Dear ADDitude: How Can We Stop the Violent Outbursts?
“My son has shown some violent and defiant behavior at school. He complains that he is bored, and I suspect that is why he is acting up. How can we make his school routine more engaging?”
ADDitude Answers
I hate to hear that your son is so unhappy. We know that there are almost always underlying reasons for a student’s violent and defiant behavior. When I consult with a school about this kind of behavior, I request an assessment to see if any hidden learning problems are contributing to his “boredom.” One-sixth of gifted students also have learning challenges. I’d ask your son questions like: “Why do you think school is so boring for you?” I’d try to find out if he is bored in all classes, or is it just in one? Is there any specific thing they do in class that is boring? If we know what is boring, then we can make some changes to make school more engaging.
I’d also want to know if your child is taking medication. If he is, I’d ask the teacher to complete a behavior/medication rating scale. As our children reach the teenage years, because of hormonal changes and possible medication tolerance, medication often becomes less effective and must be reassessed. I’ve found that, in middle and high school, ineffective medication levels are one of the most common reasons for acting out in school.
Posted by Chris A. Zeigler Dendy, M.S.
Former educator, school psychologist, and mental health professional with 40 years of experience.
ADDitude Answers
As Dr. Hallowell says in this video, “Boredom is a painful state.” Talk with your son’s teachers and let them know he is feeling extremely bored at times. Ask what quiet activities he can do when he finishes his work. This is a common practice for gifted kids. It can be educational puzzles/brain teasers, computer time, word searches, etc. — whatever interests him and motivates him to participate and complete his work to earn it. If the teacher would allow him to stand up or walk around the room when he’s feeling antsy (or bored) that could help a great deal, too.

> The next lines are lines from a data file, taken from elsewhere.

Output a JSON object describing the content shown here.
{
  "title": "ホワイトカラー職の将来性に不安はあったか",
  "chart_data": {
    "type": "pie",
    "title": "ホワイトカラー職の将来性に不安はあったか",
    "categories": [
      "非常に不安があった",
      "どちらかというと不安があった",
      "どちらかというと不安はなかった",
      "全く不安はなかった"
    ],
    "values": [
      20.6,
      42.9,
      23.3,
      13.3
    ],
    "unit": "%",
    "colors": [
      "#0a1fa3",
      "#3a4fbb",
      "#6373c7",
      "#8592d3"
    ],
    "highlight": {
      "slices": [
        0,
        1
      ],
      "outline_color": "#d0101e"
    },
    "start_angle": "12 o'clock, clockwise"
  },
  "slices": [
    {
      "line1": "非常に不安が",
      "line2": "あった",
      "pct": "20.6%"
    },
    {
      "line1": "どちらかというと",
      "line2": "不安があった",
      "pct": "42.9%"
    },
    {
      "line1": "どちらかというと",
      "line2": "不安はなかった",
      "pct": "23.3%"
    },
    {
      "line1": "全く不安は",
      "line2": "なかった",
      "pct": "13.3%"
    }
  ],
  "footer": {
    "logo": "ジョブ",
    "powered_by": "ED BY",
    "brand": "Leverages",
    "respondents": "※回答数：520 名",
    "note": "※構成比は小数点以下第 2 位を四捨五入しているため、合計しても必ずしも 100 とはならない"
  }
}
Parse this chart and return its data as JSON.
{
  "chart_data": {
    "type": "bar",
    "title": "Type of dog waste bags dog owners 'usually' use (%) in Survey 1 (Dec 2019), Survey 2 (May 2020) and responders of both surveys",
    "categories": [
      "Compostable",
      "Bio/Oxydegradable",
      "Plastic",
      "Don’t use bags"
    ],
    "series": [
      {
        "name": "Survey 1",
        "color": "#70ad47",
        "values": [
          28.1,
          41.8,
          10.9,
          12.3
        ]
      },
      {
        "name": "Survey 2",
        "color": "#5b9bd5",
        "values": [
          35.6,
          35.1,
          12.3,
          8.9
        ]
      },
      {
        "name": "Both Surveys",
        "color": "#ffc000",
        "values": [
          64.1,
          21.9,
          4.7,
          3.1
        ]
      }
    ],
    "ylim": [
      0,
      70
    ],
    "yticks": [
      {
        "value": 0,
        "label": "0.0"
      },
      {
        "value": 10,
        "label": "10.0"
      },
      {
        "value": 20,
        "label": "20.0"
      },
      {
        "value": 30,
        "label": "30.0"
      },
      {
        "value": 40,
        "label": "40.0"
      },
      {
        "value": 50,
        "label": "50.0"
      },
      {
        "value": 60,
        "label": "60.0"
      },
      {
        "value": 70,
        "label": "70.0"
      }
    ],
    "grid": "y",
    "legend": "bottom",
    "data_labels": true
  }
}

Here are some boredom-busting ideas from other parents.
Posted by Penny
ADDitude community moderator, author on ADHD parenting, mom to teen boy with ADHD, LDs, and autism
A Reader Answers
I went through this with my son and I totally get it. My son’s father and I put him into a behavioral class with a counselor who helped him through the anger, and it worked! Yay! He was in first grade at the time, now he is a happy 16-year-old who can manage his body and his impulsiveness, as well as his personal-space issues.
The place also dealt with autistic children, which I think was beneficial because the counselors there were really well versed in helping children with challenges. I would ask a counselor in your area for names of similar places near you, as it was awesome for us and for our son. Good luck!
Posted by Laughsalot
A Reader Answers
I just listened to Dr. Ross Greene’s seminar on behavior at school. He said to go back to the cause; focus on the causes behind the behavior rather than focusing on the behavior itself. If you solve the cause, the behavior will change. If you only try to fix the behavior, the underlying cause (i.e. the real problem) will still be there and nothing will be truly resolved. (Lots more info here on his website: Lives In the Balance)
Posted by Rai0414
A Reader Answers
Anything an ADHD kid is not interested in is “boring” — this is a very common reality. We talk with our son about the fact that this is part of his ADHD, and he has to learn self-regulation skills to overcome his boredom when faced with things he doesn’t want to do. There are always things we don’t want to do in life. It helps when he is rested, his meds are at an optimal level, and he knows expectations.
Posted by Pdxlaur
A Reader Answers
One very important thing: Immediate consequences are absolutely necessary — but do not use scorn! Your child is aggressive because he can’t control his impulses, not because he is “bad.” The punishment, therefore, should just be logical and consistent (e.g. “The rule is: if you hit, you have to miss.”). You might have to say this for months before your child will eventually be able to stop the impulsive aggression. If you become frustrated with repeated reminders and consequences, please try to remember that his brain is functioning differently, and that while he needs the fair and consistent consequences, he does not deserve any anger.
Scorn or abuse should never be used as a punishment with children. Do what needs to be done, but trust your child and understand that they aren’t doing it on purpose.